I'm trying to figure out if HTMl5 is suited for the client part of an online conference system.
The client must be capable to:
1. display live video provided by the server, using the video tag.
2. Similar for the live audio, using audio tag.
3. The system supports text messaging also. Here we can use websockets
4. There is also a desktop sharing feature. For this kind of data stream I was also thinking to websockets. But this is binary data, it can be encoded in base64 before sending. So in the html5 client, it has to be decoded, processed (it is a proprietary protocol) and using a canvas object (?!) draw it to the screen.
Can the webapp process this amount of data in the same time ?
Is it HTML5 prepared for this ?
Can webapps process this amount off data? Yes
Is HTML5 prepared for this? Not yet, but soon
These are all areas that HTML5 is working to address. However, some of the working groups are farther along than others and the features have differing levels of implementation in browsers.
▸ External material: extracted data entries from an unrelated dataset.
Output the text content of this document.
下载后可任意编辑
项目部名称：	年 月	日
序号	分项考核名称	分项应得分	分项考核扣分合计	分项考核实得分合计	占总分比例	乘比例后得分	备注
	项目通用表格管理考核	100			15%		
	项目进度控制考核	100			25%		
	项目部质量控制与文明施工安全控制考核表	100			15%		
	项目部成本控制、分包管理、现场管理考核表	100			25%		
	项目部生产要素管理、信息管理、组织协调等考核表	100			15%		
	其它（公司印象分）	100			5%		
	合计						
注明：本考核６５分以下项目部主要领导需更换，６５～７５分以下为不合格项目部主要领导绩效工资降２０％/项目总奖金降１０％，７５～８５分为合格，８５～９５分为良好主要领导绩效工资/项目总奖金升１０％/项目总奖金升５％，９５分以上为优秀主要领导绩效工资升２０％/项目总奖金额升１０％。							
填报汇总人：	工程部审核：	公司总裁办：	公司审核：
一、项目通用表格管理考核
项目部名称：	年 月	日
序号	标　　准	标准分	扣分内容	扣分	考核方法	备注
Ericsson is doing a lot in this area. They have a patched version of webkit that enables enough of these technologies to do usable video/audio conferencing.
In terms of desktop sharing, noVNC (VNC client in a browser) demonstrates that this is possible. noVNC (disclaimer: I wrote noVNC) does full RFB/VNC decode and render in the browser using Javascript and Canvas. It uses WebSockets to send and receive the data and base64 encode/decodes over the wire since WebSockets doesn't support binary data yet. It uses a WebSockets to TCP proxy websockify to communicate with the VNC servers. It performs quite well.